## Wednesday, December 4, 2013

### Odd and Even Numbers and the Common Core

Knowing about odd and even numbers is one of the big ideas that kids need to develop in grades K-2 that will help them with math concepts as they move through elementary school.  If students understand what odd and even numbers are, they can move on to learning what happens when odd and even numbers are added, subtracted, multiplied and divided.

Where does the concepts of odd and even show up in the Common Core?

• CCSS.Math.Content.2.OA.C.3 Determine whether a group of objects (up to 20) has an odd or even number of members, e.g., by pairing objects or counting them by 2s; write an equation to express an even number as a sum of two equal addends
By the end of grade 2, kids should have a solid understanding of the basic concepts of odd and even so they can further develop these ideas as they move through grades 3 and 4 and can start thinking about how they can apply these ideas to help them with arithmetic.

I have a small group of third grader who I have noticed over the last several weeks seem to be struggling with the idea of odd and even.  They certainly had some basic knowledge but some of it seemed fragmented or missing or they were very unsure.  I found 15 minutes to pull them out of class for a quick booster group to address these big ideas.  I want to share with you how we quickly got at what it means for a number to be odd or even, noticed how it extends to numbers beyond 20, and practiced our new found knowledge.

 I started by writing the numbers 1-10 on the board.  I asked the students if they could tell me any of the numbers written on the board that they knew for sure were even.  A student chose 4.  I asked him to prove how he knew 4 was even.  He put up 4 fingers and demonstrated that each one had a partner.  Another student said he knew it was even because it could be written as a double fact (2+2).  We proceeded in this way until we had identified all the numbers between 1 and 10 as odd or even.
 I then wrote the numbers between 11 and 20.  We again identified odd and even and showed some evidence of how we knew we were right.  The idea that the counting numbers go in an odd, even, odd, even pattern came up.  We talked about this but then I asked students how that would help them if I wanted to know if a really big number like 342 was odd or even.  They certainly don't want to count by ones that far thinking odd, even the entire time.
 One boy immediately wanted to answer my question and he decided to point out to me that on my 1000's chart that hangs on my wall 342 is in the same column as 2 and he thinks all the numbers in that column are even.  I pushed on this understanding a bit to see if he really got this big idea or it was something he had been told enough times that he had just memorized it without any meaning.   Then we got into a great discussion about how all the hundreds are even and all the count by 10 numbers are even so we really only care about the ones left over when we are trying to decide if a number is odd or even.
 We finished with a quick odd and even sort.  I made this up simply by writing numbers on scraps of card stock left over from other projects.  I have several sets and they just get paper clipped together and put in a baggie when not in use.
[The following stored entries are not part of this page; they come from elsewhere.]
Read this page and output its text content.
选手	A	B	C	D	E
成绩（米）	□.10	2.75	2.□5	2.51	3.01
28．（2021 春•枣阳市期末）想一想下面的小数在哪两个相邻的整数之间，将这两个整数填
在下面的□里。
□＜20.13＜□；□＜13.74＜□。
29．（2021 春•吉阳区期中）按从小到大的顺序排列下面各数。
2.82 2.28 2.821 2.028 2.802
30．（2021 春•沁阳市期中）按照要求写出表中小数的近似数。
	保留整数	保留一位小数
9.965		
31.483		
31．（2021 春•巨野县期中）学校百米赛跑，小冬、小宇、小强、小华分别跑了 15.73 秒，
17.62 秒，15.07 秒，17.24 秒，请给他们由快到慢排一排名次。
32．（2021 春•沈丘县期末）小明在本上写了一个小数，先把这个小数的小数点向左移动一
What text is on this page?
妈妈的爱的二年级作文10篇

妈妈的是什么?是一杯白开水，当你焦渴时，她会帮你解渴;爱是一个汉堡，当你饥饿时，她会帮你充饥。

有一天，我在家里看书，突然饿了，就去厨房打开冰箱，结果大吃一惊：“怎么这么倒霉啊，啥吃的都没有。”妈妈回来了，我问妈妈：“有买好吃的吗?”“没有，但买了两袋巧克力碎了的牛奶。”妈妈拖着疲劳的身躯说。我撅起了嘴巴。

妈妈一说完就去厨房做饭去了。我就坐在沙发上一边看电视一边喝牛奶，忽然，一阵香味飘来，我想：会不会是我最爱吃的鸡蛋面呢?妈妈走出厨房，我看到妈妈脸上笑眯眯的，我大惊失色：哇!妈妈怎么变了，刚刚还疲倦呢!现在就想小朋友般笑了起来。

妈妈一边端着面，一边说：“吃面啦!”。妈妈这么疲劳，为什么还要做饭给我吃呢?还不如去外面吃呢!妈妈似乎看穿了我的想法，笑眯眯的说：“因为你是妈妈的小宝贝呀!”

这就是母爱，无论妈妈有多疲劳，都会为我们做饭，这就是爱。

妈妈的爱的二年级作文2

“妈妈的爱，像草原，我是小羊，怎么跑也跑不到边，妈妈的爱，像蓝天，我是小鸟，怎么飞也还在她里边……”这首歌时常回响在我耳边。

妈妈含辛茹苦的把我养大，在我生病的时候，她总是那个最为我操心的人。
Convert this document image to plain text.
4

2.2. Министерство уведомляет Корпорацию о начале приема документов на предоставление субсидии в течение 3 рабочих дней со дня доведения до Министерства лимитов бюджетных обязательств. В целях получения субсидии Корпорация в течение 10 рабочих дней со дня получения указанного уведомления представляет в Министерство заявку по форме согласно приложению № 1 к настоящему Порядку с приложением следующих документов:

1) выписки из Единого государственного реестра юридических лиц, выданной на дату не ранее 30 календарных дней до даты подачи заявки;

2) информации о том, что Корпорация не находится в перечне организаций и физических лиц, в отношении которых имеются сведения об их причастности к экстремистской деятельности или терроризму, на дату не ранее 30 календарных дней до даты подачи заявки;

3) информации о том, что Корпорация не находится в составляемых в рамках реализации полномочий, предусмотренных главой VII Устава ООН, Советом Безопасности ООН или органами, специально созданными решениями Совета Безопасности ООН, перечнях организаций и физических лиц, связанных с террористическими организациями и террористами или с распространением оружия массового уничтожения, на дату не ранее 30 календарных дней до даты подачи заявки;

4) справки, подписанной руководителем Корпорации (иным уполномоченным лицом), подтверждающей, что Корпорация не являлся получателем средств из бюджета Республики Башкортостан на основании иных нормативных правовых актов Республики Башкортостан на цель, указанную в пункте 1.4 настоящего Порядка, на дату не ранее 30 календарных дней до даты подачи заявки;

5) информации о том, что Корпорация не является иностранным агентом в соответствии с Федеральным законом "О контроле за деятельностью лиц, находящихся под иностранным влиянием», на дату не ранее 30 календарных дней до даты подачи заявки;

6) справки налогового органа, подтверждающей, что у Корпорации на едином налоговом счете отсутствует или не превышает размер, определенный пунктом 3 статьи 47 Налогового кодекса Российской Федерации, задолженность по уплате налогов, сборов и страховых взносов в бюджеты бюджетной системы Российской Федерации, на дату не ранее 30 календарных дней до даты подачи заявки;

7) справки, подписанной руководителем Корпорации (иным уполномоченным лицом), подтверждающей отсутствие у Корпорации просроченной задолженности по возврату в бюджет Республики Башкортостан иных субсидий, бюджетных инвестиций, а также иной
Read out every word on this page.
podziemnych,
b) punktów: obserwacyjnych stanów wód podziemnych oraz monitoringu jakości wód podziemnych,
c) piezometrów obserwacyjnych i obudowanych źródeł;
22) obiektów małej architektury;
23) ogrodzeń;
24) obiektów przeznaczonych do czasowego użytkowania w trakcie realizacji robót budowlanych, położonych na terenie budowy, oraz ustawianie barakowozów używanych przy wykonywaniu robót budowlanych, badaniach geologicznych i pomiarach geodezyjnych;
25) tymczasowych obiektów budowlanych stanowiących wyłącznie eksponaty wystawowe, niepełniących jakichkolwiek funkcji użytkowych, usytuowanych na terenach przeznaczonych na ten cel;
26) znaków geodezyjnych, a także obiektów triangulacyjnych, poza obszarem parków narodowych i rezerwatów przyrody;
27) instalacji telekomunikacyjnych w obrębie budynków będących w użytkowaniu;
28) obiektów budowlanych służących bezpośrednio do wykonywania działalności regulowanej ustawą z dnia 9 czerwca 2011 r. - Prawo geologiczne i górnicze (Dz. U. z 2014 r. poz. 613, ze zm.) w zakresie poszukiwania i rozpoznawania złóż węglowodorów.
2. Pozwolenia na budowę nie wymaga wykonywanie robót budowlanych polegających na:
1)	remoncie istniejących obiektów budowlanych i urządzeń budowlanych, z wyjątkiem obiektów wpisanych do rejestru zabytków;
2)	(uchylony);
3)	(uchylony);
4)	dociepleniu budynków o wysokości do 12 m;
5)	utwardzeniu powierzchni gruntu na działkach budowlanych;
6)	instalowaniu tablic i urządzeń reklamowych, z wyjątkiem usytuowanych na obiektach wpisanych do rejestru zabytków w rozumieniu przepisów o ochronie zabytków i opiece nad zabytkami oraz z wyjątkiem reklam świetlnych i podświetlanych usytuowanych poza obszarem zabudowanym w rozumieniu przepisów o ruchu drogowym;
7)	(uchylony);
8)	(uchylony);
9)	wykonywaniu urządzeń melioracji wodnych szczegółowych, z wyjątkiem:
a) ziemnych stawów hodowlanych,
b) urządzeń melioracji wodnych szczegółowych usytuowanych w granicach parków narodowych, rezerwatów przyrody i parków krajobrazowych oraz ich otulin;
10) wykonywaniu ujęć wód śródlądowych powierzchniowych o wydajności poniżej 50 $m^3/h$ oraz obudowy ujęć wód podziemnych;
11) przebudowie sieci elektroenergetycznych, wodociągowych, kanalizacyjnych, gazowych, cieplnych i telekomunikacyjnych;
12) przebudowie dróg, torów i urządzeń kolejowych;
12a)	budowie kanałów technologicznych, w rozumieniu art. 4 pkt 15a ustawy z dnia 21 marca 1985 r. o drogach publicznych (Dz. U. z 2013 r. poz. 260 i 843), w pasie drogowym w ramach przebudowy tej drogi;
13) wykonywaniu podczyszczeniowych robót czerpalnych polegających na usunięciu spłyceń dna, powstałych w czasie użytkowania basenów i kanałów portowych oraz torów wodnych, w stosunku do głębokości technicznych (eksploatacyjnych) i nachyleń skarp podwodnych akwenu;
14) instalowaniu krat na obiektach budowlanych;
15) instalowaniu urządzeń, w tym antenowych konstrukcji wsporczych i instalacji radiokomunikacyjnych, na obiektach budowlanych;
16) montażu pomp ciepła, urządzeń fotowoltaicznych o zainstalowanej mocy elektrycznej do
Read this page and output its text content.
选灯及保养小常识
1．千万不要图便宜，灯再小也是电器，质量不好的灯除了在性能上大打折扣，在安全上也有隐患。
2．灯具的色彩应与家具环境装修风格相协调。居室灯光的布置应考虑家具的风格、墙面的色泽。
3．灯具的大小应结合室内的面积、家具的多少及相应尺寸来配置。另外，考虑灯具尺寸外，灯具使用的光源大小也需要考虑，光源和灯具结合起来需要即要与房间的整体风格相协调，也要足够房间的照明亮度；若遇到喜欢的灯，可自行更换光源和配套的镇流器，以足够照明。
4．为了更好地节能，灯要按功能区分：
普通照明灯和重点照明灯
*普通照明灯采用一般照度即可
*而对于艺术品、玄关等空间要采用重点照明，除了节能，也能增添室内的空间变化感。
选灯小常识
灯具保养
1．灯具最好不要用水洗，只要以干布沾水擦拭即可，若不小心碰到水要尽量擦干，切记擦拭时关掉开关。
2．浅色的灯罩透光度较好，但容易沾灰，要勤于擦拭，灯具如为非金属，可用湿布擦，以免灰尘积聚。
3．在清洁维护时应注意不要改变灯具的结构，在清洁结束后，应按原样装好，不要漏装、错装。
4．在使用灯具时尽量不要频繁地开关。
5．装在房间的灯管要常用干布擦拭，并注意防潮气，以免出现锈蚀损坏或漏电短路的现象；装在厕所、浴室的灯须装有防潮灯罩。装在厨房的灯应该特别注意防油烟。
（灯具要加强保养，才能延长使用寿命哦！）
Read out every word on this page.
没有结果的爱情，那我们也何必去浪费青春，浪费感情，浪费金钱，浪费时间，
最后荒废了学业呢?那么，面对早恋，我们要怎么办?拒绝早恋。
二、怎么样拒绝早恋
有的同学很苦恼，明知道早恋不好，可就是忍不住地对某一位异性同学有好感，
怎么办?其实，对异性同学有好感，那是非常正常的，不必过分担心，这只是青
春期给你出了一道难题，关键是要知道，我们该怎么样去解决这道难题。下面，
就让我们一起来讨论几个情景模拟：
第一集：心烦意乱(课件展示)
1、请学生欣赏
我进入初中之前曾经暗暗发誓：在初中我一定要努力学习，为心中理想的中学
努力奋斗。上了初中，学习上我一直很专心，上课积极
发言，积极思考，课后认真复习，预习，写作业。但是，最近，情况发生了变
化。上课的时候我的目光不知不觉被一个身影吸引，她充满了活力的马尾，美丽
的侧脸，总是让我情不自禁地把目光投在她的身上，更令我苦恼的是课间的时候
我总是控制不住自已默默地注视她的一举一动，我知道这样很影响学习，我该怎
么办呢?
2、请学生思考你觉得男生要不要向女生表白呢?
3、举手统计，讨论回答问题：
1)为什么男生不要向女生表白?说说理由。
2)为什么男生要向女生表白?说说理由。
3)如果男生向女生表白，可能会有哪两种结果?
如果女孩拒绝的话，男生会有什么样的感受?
I gave each kid their own set and had them sort into odd and even.  When they were finished, their job was to check the sort of another person who was also done.  (not all the sorts use the same numbers.)
 A finished sort
This quick review of the ideas of odd and even really seems to have helped these students solidify their knowledge.  I followed up by adding some of my favorite odd and even literature books to their book boxes for them to explore during independent reading time this week.